Hughes and fellow B&O Museum living-history volunteers, Saundra Pomeroy and Stan Jordan, complemented "Miles of Smiles, Years of Struggle," a movie shown in the museum's theater that recounted the 12-year struggle of union organizer A. Philip Randolph against Pullman Co.
Randolph was successful, and the union's demands for improved working conditions were met.
"Before the union, black porters had no guarantee they would be paid by the company and had to survive and raise families on the tips they earned for shining shoes, carrying luggage, caring for passengers' children and breaking down beds in the sleeping cars," said Hughes, proudly displaying a Pullman berth key.
His father, who began working as a porter in the 1940s, gave him the T-shaped tool used to unlock upper berths, breaking them down from their secured storage positions within sleeping car walls.
Hughes used his earnings to pay for his education, majoring in transportation management at the University of Maryland, College Park.

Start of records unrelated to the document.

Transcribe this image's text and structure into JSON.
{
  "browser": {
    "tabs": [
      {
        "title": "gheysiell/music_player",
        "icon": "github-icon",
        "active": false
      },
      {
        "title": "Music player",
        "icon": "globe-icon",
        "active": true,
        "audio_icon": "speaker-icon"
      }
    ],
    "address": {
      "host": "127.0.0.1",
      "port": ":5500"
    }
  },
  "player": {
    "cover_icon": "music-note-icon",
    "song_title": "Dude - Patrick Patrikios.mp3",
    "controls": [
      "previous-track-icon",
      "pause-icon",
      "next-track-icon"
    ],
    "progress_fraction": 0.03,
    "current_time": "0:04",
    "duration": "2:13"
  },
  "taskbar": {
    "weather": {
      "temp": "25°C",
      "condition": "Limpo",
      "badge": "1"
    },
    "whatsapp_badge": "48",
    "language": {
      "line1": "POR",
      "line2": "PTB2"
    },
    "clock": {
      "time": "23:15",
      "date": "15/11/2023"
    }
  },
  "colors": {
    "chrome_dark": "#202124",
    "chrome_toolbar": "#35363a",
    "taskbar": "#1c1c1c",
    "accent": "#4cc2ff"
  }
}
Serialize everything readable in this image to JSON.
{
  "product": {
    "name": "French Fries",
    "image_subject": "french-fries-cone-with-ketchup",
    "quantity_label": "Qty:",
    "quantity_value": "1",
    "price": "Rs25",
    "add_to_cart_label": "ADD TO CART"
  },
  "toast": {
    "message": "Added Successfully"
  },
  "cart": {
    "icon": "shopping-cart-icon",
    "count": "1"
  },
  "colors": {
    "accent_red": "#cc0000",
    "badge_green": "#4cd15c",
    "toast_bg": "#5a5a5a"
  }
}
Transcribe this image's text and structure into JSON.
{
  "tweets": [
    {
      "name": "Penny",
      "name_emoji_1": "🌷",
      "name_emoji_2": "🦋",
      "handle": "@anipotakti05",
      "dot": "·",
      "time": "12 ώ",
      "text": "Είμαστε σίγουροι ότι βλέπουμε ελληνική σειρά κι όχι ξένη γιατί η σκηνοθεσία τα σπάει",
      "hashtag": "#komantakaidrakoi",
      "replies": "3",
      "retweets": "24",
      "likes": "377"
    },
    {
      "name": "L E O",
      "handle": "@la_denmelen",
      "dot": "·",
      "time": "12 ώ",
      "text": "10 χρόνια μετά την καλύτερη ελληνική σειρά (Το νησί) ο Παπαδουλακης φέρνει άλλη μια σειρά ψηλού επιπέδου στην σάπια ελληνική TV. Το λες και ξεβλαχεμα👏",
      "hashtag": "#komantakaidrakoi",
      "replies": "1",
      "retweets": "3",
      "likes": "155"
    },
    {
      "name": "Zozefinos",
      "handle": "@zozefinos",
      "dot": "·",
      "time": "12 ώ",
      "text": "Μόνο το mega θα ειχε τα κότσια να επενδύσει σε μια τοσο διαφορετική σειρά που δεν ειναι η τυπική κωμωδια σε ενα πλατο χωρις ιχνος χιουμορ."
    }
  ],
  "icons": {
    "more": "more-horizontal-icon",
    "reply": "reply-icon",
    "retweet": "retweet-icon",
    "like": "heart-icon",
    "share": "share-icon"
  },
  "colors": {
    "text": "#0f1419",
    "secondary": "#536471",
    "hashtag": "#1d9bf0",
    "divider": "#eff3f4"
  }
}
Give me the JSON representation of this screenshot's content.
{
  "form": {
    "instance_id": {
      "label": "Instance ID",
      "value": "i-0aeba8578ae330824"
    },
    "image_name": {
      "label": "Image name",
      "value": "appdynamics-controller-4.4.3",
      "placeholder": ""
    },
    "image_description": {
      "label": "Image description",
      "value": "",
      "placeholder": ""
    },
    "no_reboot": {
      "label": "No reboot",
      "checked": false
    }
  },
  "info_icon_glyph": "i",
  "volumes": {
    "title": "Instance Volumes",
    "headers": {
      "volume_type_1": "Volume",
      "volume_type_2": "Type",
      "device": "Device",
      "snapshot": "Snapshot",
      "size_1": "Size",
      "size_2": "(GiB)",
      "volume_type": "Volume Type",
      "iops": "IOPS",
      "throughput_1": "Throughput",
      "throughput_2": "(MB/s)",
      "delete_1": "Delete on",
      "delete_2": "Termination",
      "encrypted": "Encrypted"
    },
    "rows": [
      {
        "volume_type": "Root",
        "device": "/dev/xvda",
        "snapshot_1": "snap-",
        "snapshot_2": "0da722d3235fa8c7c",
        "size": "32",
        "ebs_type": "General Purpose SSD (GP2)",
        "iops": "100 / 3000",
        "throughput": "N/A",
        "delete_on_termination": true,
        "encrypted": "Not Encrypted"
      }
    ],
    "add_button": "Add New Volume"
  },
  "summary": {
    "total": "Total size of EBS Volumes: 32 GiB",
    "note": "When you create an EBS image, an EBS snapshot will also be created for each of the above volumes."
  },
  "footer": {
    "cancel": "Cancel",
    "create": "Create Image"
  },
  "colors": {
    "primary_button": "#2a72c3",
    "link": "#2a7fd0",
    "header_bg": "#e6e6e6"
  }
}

He works in sales for a communications firm based in Howard County and recently joined the museum's volunteer staff working with Matthew White, director of education.
Hughes could not recall what salary he earned as a porter in the late 1970s but in "Miles of Smiles," pre-union porters were said to earn about $50 a month, not including tips, for 24-hour shifts, seven days a week.
He remembered that his father was often away from home for two and three weeks at a time, but never spoke of discrimination he endured on the job.
"My father taught me that you got respect by earning it," Hughes said.